Imaginez-vous plongé dans l’obscurité totale pendant près de deux jours, sans eau ni moyen de communication, dans une chaleur étouffante. C’est ce qu’ont vécu des millions de Cubains ce week-end, alors qu’une panne électrique massive a paralysé l’île entière. Ce n’est pas un scénario isolé : en moins de six mois, c’est la troisième fois que le pays sombre dans un blackout généralisé.
Une Île à Bout de Souffle
Dimanche matin, un soupir de soulagement a traversé Cuba. D’après une source proche du ministère de l’Énergie, le réseau électrique a repris vie, reliant progressivement l’ouest, depuis le port de Mariel, jusqu’à l’extrême est à Guantanamo. Mais ce retour à la normale reste fragile, et les habitants le savent bien.
Un Réseau en Miettes
La panne a débuté vendredi soir, déclenchée par une défaillance dans une sous-station près de la capitale. En quelques instants, tout le pays a été déconnecté.
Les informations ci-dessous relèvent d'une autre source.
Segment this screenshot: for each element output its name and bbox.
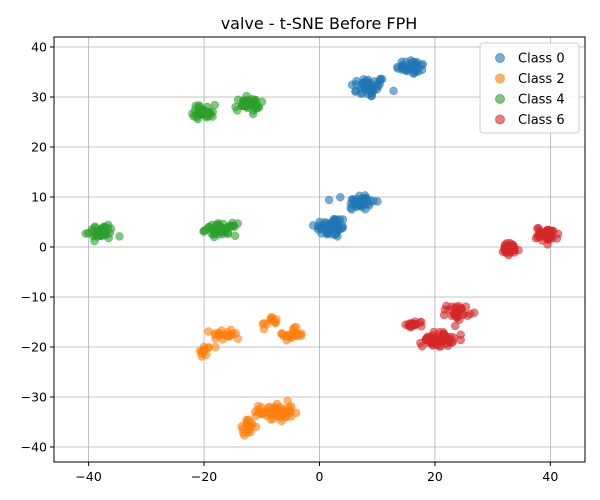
legend-entry: Class 4 bbox=[518, 93, 565, 108]
legend-entry: Class 2 bbox=[518, 72, 565, 87]
data-point bbox=[454, 302, 464, 311]
data-point bbox=[418, 60, 428, 69]
data-point bbox=[230, 231, 240, 241]
data-point bbox=[431, 337, 440, 347]
data-point bbox=[248, 109, 258, 119]
y-tick-label: 20 bbox=[31, 140, 47, 155]
data-point bbox=[281, 405, 291, 414]
series-class-6 bbox=[401, 223, 563, 351]
data-point bbox=[282, 336, 291, 345]
data-point bbox=[399, 64, 408, 74]
y-tick-label: 30 bbox=[31, 90, 47, 105]
data-point bbox=[237, 101, 247, 111]
data-point bbox=[547, 234, 557, 243]
data-point bbox=[411, 67, 421, 76]
data-point bbox=[334, 222, 343, 232]
data-point bbox=[206, 109, 215, 119]
y-tick-label: −30 bbox=[21, 390, 47, 405]
x-tick-label: −40 bbox=[75, 469, 101, 484]
data-point bbox=[199, 227, 208, 236]
data-point bbox=[373, 82, 383, 91]
y-tick-label: 10 bbox=[31, 190, 47, 205]
legend-box bbox=[479, 42, 580, 134]
data-point bbox=[327, 230, 337, 239]
x-tick-label: 20 bbox=[427, 469, 443, 484]
data-point bbox=[367, 91, 377, 100]
data-point bbox=[81, 229, 90, 238]
data-point bbox=[355, 201, 364, 210]
data-point bbox=[373, 197, 382, 206]
series-class-4 bbox=[81, 91, 267, 246]
data-point bbox=[509, 244, 519, 254]
data-point bbox=[243, 428, 253, 437]
data-point bbox=[251, 407, 260, 417]
x-tick-label: −20 bbox=[191, 469, 217, 484]
legend-marker bbox=[495, 73, 505, 84]
data-point bbox=[211, 330, 221, 340]
data-point bbox=[265, 408, 275, 417]
data-point bbox=[91, 231, 100, 240]
data-point bbox=[360, 194, 369, 204]
chart-title: valve - t-SNE Before FPH bbox=[221, 14, 418, 33]
data-point bbox=[447, 302, 456, 312]
data-point bbox=[197, 348, 207, 358]
data-point bbox=[192, 112, 202, 122]
data-points bbox=[81, 56, 563, 440]
x-axis: −40 −20 0 20 40 bbox=[75, 462, 558, 484]
data-point bbox=[190, 105, 200, 115]
data-point bbox=[288, 329, 298, 339]
y-tick-label: −40 bbox=[21, 440, 47, 455]
data-point bbox=[204, 327, 213, 336]
legend: Class 0 Class 2 Class 4 Class 6 bbox=[479, 42, 580, 134]
data-point bbox=[226, 330, 236, 340]
x-tick-label: 40 bbox=[542, 469, 558, 484]
data-point bbox=[547, 226, 556, 236]
data-point bbox=[408, 57, 417, 67]
data-point bbox=[100, 228, 110, 238]
data-point bbox=[245, 98, 254, 107]
legend-entry: Class 0 bbox=[518, 52, 565, 67]
series-class-0 bbox=[308, 56, 428, 241]
data-point bbox=[456, 335, 465, 345]
data-point bbox=[351, 86, 360, 96]
data-point bbox=[352, 76, 361, 86]
data-point bbox=[277, 412, 286, 422]
data-point bbox=[469, 308, 479, 317]
data-point bbox=[199, 105, 208, 115]
data-point bbox=[416, 338, 425, 348]
data-point bbox=[115, 232, 124, 241]
data-point bbox=[449, 310, 459, 320]
legend-marker bbox=[495, 114, 505, 125]
y-tick-label: −20 bbox=[21, 340, 47, 355]
legend-entry: Class 6 bbox=[518, 113, 565, 128]
y-tick-label: 40 bbox=[31, 40, 47, 55]
data-point bbox=[336, 192, 345, 202]
data-point bbox=[210, 100, 220, 110]
y-axis: −40 −30 −20 −10 0 10 20 30 40 bbox=[21, 40, 54, 455]
data-point bbox=[223, 228, 233, 238]
data-point bbox=[498, 247, 508, 256]
y-tick-label: 0 bbox=[39, 240, 47, 255]
data-point bbox=[297, 329, 306, 338]
data-point bbox=[324, 195, 334, 205]
data-point bbox=[347, 205, 356, 214]
data-point bbox=[315, 217, 324, 227]
y-tick-label: −10 bbox=[21, 290, 47, 305]
data-point bbox=[259, 324, 269, 334]
legend-marker bbox=[495, 53, 505, 63]
data-point bbox=[271, 318, 280, 328]
data-point bbox=[537, 231, 546, 241]
data-point bbox=[377, 74, 387, 84]
x-tick-label: 0 bbox=[316, 469, 324, 484]
legend-marker bbox=[495, 94, 505, 104]
series-class-2 bbox=[195, 313, 306, 440]
data-point bbox=[389, 86, 398, 96]
data-point bbox=[450, 321, 460, 331]
data-point bbox=[405, 320, 414, 329]
data-point bbox=[213, 228, 223, 237]
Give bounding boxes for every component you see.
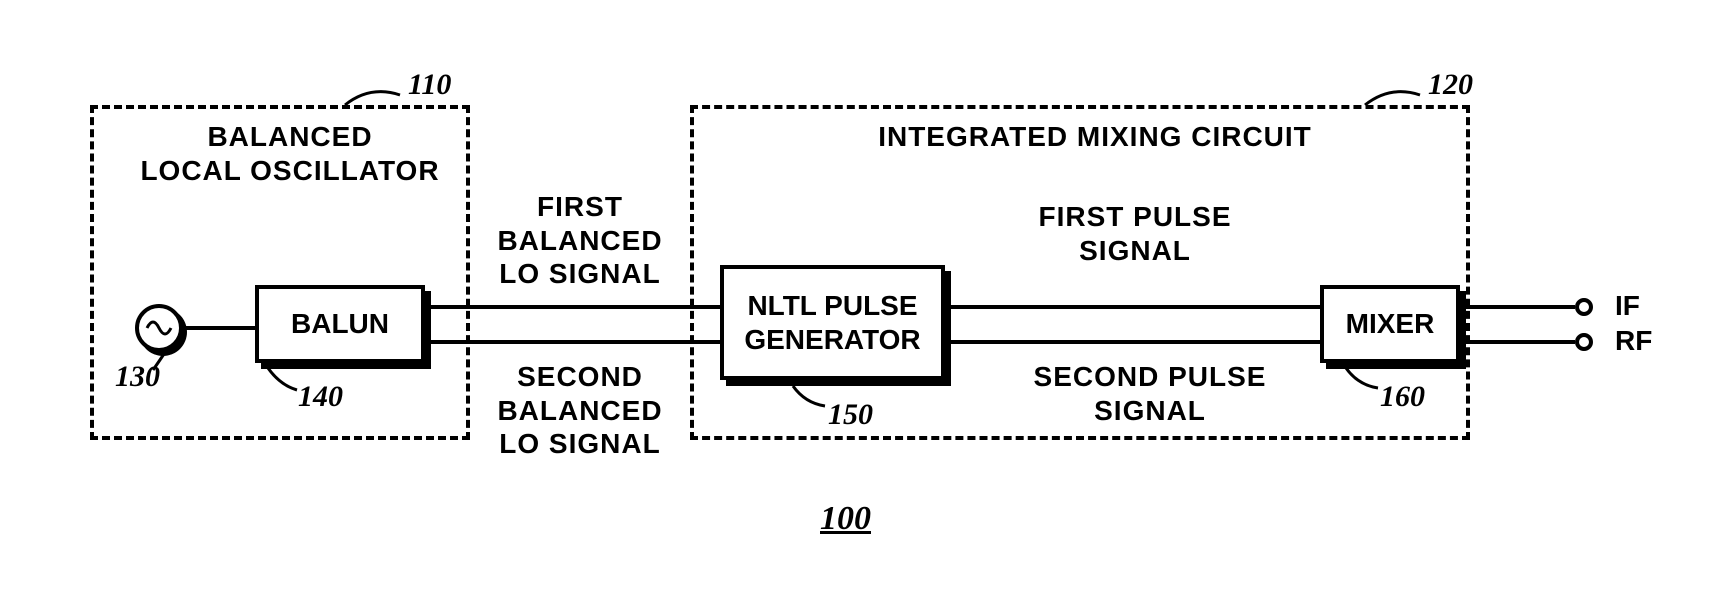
leader-120 bbox=[1360, 80, 1430, 120]
leader-150 bbox=[790, 383, 830, 413]
wire-pulse1 bbox=[945, 305, 1320, 309]
oscillator-source bbox=[135, 304, 183, 352]
mixer-label: MIXER bbox=[1346, 307, 1435, 341]
wire-lo1 bbox=[425, 305, 720, 309]
pulse-generator-label: NLTL PULSE GENERATOR bbox=[744, 289, 920, 356]
leader-110 bbox=[340, 80, 410, 120]
wire-source-balun bbox=[183, 326, 255, 330]
pulse-generator-block: NLTL PULSE GENERATOR bbox=[720, 265, 945, 380]
mixer-block: MIXER bbox=[1320, 285, 1460, 363]
block-diagram: BALANCED LOCAL OSCILLATOR INTEGRATED MIX… bbox=[40, 40, 1687, 549]
if-label: IF bbox=[1615, 290, 1640, 322]
mixer-ref: 160 bbox=[1380, 380, 1425, 414]
wire-if bbox=[1460, 305, 1575, 309]
if-port bbox=[1575, 298, 1593, 316]
balun-block: BALUN bbox=[255, 285, 425, 363]
wire-lo2 bbox=[425, 340, 720, 344]
mixing-circuit-ref: 120 bbox=[1428, 68, 1473, 102]
rf-label: RF bbox=[1615, 325, 1652, 357]
balun-ref: 140 bbox=[298, 380, 343, 414]
wire-rf bbox=[1460, 340, 1575, 344]
source-ref: 130 bbox=[115, 360, 160, 394]
rf-port bbox=[1575, 333, 1593, 351]
local-oscillator-title: BALANCED LOCAL OSCILLATOR bbox=[125, 120, 455, 187]
mixing-circuit-title: INTEGRATED MIXING CIRCUIT bbox=[830, 120, 1360, 154]
second-pulse-signal-label: SECOND PULSE SIGNAL bbox=[1010, 360, 1290, 427]
figure-ref: 100 bbox=[820, 500, 871, 538]
second-lo-signal-label: SECOND BALANCED LO SIGNAL bbox=[470, 360, 690, 461]
first-lo-signal-label: FIRST BALANCED LO SIGNAL bbox=[470, 190, 690, 291]
first-pulse-signal-label: FIRST PULSE SIGNAL bbox=[1010, 200, 1260, 267]
leader-160 bbox=[1343, 365, 1383, 395]
wire-pulse2 bbox=[945, 340, 1320, 344]
balun-label: BALUN bbox=[291, 307, 389, 341]
local-oscillator-ref: 110 bbox=[408, 68, 451, 102]
pulse-generator-ref: 150 bbox=[828, 398, 873, 432]
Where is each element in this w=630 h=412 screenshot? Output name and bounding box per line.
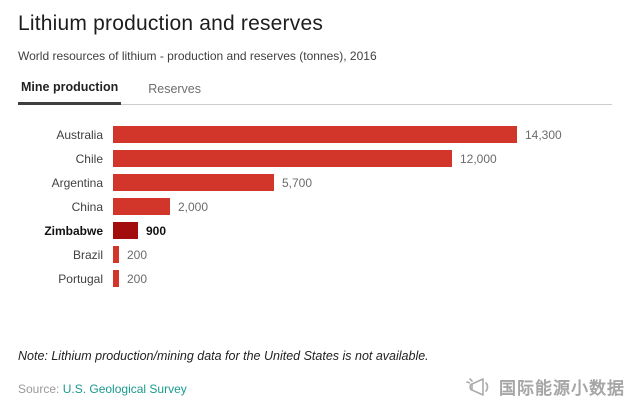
bar-value: 14,300: [525, 127, 562, 142]
bar-value: 2,000: [178, 199, 209, 214]
bar: [113, 222, 138, 239]
bar-chart: Australia 14,300 Chile 12,000 Argentina 5,700…: [18, 126, 612, 287]
bar: [113, 270, 119, 287]
source-link[interactable]: U.S. Geological Survey: [62, 382, 187, 396]
chart-row: Australia 14,300: [18, 126, 612, 143]
bar-value: 900: [146, 223, 167, 238]
chart-rows: Australia 14,300 Chile 12,000 Argentina 5,700…: [18, 126, 612, 287]
watermark: 国际能源小数据: [464, 371, 625, 401]
chart-row: Portugal 200: [18, 270, 612, 287]
bar-value: 200: [127, 247, 148, 262]
tab-mine-production[interactable]: Mine production: [18, 80, 122, 105]
chart-card: Lithium production and reserves World re…: [18, 12, 612, 396]
chart-row: Chile 12,000: [18, 150, 612, 167]
watermark-text: 国际能源小数据: [499, 378, 625, 398]
bar: [113, 246, 119, 263]
bar-value: 5,700: [282, 175, 313, 190]
bar-label: Argentina: [51, 175, 103, 190]
chart-row: Argentina 5,700: [18, 174, 612, 191]
source-prefix: Source:: [18, 382, 60, 396]
bar-value: 12,000: [460, 151, 497, 166]
bar: [113, 126, 517, 143]
page-title: Lithium production and reserves: [18, 12, 324, 35]
bar: [113, 150, 452, 167]
chart-row: Brazil 200: [18, 246, 612, 263]
chart-subtitle: World resources of lithium - production …: [18, 49, 377, 63]
megaphone-icon: [466, 378, 489, 396]
bar: [113, 174, 274, 191]
bar-value: 200: [127, 271, 148, 286]
chart-row: China 2,000: [18, 198, 612, 215]
chart-note: Note: Lithium production/mining data for…: [18, 349, 429, 363]
source-line: Source: U.S. Geological Survey: [18, 382, 612, 396]
tab-bar: Mine production Reserves: [18, 80, 612, 105]
bar-label: China: [71, 199, 103, 214]
tab-reserves[interactable]: Reserves: [148, 82, 202, 96]
bar: [113, 198, 170, 215]
bar-label: Chile: [75, 151, 103, 166]
chart-row: Zimbabwe 900: [18, 222, 612, 239]
bar-label: Zimbabwe: [44, 223, 103, 238]
bar-label: Brazil: [72, 247, 103, 262]
bar-label: Australia: [56, 127, 103, 142]
bar-label: Portugal: [58, 271, 103, 286]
Avec une production de seulement **935 MW** dimanche – contre une demande moyenne de **3 000 MW** – le système peine à répondre aux besoins. À La Havane, seuls 19 % des foyers ont retrouvé le courant dans un premier temps.
« À 5 heures du matin, c’était la folie : on rechargeait tout, on remplissait les réservoirs d’eau, un bruit infernal ! »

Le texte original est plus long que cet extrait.